Nuclear power plants are built to withstand hurricanes, airplane collisions and other major disasters, but safety procedures call for plants to be shut down when hurricane-force winds are present at the site, or if water levels nearby exceed certain flood limits.

At the Salem and Hope Creek plants in Hancocks Bridge, N.J., which together produce enough power for  about 3 million homes per day, officials were watching for sustained winds of 74 mph or greater that would trigger taking the plants offline.  The nearby Delaware River posed another hazard if water levels exceed 99.5 feet, compared with a normal level of 89 feet.

Joe Delmar, a spokesman for Public Service Enterprise Group Inc., said that only essential employees had been asked to report to work but that current projections were that the plants would not have to close.

One of the units at Salem had already been offline due to regular refueling and  maintenance. That was also the case at Oyster Creek, a 636-megawatt plant in Lacey Township, N.J., roughly 60 miles east of Philadelphia.

In  Lusby, Md., the Calvert Cliffs Nuclear Power Plant was operating at full power — enough to power more than 1 million homes. Additional staff, both onsite and off, were called in to prepare for the storm. Safety officials there will take the plant offline if sustained winds exceed 75 mph or water levels rise more than 10 feet above normal sea level.

Seventy-five was also the number at Indian Point in Buchanan, N.Y., where officials said they were fully prepared to withstand surging water levels from the Hudson River. At Pennsylvania’s Susquehanna plant in Salem Township, officials were ready to activate their emergency plan, a precursor to taking the plant offline, if sustained winds hit 80 mph.

“Our top concern is ensuring that the plants are in a safe condition, that they are following their severe weather procedures” said Diane Screnci of the Nuclear Regulatory Commission. She said that even though the agency’s headquarters and regional office had been closed, its incident response center was staffed, with other regions ready to lend a hand if necessary.

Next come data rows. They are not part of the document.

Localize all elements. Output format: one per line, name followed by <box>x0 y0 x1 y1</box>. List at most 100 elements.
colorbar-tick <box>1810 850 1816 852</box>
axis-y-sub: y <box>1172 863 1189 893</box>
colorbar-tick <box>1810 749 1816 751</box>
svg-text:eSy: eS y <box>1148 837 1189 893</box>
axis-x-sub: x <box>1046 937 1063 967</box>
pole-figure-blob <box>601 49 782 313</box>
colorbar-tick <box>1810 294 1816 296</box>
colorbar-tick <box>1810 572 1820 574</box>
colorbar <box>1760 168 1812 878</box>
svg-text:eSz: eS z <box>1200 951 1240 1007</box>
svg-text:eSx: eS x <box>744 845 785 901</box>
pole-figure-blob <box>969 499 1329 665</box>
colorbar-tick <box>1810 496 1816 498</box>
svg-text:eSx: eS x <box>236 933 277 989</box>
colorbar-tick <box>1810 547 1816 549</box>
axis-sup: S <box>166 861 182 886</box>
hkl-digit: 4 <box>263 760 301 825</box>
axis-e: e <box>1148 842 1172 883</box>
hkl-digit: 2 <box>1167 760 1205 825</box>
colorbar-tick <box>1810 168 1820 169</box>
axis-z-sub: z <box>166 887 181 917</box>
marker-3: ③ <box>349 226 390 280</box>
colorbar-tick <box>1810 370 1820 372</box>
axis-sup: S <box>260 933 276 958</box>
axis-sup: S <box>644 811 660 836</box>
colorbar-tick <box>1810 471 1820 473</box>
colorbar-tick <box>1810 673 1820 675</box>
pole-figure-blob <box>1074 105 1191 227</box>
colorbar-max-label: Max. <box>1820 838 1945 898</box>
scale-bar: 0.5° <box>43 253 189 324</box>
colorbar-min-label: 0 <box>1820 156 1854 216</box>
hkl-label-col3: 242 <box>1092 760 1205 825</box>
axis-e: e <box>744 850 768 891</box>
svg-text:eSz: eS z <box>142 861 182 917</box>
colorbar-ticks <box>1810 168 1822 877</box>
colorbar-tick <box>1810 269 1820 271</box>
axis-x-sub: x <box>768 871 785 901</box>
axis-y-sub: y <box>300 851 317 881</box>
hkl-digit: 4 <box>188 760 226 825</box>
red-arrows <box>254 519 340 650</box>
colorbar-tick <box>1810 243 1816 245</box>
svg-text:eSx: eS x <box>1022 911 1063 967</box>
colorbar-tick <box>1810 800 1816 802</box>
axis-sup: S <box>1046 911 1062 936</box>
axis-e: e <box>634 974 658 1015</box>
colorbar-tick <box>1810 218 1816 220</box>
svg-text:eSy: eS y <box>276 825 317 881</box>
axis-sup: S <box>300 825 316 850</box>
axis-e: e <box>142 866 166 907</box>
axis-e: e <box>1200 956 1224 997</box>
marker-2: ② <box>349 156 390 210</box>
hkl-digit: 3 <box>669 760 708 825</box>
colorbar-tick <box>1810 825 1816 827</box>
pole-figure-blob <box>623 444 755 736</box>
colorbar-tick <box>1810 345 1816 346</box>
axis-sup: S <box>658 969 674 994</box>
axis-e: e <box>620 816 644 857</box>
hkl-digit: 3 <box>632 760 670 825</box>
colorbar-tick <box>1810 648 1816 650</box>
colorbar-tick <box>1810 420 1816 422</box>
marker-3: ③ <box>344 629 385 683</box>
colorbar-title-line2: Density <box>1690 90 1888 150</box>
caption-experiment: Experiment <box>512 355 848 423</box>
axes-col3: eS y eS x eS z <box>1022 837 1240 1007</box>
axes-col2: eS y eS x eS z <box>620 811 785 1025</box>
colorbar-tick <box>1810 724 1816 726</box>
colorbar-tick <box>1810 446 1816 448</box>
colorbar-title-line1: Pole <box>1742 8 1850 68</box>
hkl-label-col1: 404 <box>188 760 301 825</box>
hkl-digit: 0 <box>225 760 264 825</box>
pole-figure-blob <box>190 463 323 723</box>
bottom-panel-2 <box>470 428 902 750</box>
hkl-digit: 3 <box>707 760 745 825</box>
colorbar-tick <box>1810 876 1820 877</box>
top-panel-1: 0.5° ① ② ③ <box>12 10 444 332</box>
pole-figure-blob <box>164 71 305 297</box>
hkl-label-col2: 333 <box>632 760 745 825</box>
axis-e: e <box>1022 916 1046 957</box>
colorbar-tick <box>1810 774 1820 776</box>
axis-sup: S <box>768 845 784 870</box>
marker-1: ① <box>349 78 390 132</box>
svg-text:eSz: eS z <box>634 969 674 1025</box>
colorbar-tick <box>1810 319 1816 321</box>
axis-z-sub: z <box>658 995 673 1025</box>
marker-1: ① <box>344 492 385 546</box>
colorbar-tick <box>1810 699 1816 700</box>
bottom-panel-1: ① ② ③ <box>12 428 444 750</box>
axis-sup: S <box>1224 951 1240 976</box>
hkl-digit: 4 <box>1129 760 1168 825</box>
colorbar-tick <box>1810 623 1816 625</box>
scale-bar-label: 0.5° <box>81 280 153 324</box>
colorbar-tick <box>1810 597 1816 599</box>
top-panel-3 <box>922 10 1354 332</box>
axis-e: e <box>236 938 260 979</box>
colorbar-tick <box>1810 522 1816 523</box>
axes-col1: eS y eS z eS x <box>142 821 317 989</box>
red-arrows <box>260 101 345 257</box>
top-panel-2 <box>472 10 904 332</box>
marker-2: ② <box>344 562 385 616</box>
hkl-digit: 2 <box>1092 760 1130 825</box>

At the Millstone nuclear power complex on Connecticut’s shoreline, officials said they were powering down one of the two reactors to 75 percent of maximum output to maintain stability of the electric grid. Millstone spokesman Ken Holt said the grid’s stability could be affected  if the unit was operating at 100 percent and suddenly went offline, which isn’t expected to happen.

Some 60 million people in 13 states plus the District of Columbia get their power from PJM, the largest regional power grid in the U.S. Contingency plans call for power  to be brought in from other areas to replace power lost if a nuclear plant reduces output or goes offline.

“It’s done instantaneously,”  said Paula DuPont-Kidd, a spokeswoman for the grid. “Even if multiple plants go offline at the same time, we’d have to see how adjustments would be made, but for the most part we plan for that scenario.”

In August 2011, multiple nuclear plants shut down due to Hurricane Irene, with others reducing power.

Although  nuclear plants are built for resilience, their operations get more complicated when only emergency personnel are on duty or if external electricity gets knocked out, as often happens during hurricanes.

“When  external power is not available, you have to use standby generators,” said Sudarshan Loyalka, who teaches nuclear engineering at University of  Missouri. “You just don’t want to rely on backup power.”